Several methods that take into account the population as a whole have been proposed lately. Although they have been widespread used in engineering, this paper investigated how to best apply them in practise. To speed up integration, strike a more consistent balance, and optimise for high quality, researchers must significantly adapt and improve their methodologies, based on fundamental evolutionary processes. Accordingly, this paper proposed a novel hybrid approach based on HGS-AOA.

4. Results and Discussion

4.1 Dataset Description

This paper used COEMR datasets to assess the proposed intelligent diagnosis model and validated its efficacy and generalizability on two benchmark datasets, AAPD and RCV1. Table 1 includes some basic statistics about the datasets that were used in the study. The data filter sum for each filter was 25 in the presentation learning stage. The 0.1 resampling rate was optimal because it applied to multi-label data. With 0.001 learning rate, 32-item batch size, and 0.3 dropout, Adam was used as the optimizer.

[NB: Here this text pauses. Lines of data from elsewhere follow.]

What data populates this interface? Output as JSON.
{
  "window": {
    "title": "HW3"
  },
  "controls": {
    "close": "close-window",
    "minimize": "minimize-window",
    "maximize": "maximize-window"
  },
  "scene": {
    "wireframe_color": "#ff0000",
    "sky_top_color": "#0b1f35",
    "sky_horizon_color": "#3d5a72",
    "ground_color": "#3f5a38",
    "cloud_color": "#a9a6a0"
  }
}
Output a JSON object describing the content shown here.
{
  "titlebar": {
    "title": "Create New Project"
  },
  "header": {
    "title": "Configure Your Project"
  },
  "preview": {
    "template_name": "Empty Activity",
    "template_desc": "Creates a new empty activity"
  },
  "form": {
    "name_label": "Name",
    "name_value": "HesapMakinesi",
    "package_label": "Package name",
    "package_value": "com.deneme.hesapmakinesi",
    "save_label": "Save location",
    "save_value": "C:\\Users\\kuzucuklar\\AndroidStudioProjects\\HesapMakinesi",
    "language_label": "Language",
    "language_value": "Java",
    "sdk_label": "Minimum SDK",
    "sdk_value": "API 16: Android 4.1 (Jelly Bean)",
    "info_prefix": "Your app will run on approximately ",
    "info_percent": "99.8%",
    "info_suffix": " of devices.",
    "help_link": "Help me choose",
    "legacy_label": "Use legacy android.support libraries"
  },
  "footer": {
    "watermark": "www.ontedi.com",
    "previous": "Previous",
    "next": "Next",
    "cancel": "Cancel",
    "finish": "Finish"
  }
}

COEMR: 24,339 inpatient records were chosen from multiple hospitals for this dataset. Most of EMRs were structured and unstructured text data. Structured data included patient demographics and clinical data, including their age, race/ethnicity, and lab results. Unstructured data included patient statements, hospital records, results of objective tests, and other similar information. Patients’ names, ID numbers, and other identification details were deleted for privacy reasons. The full breakdown of obstetric COEMR is shown in Table 2.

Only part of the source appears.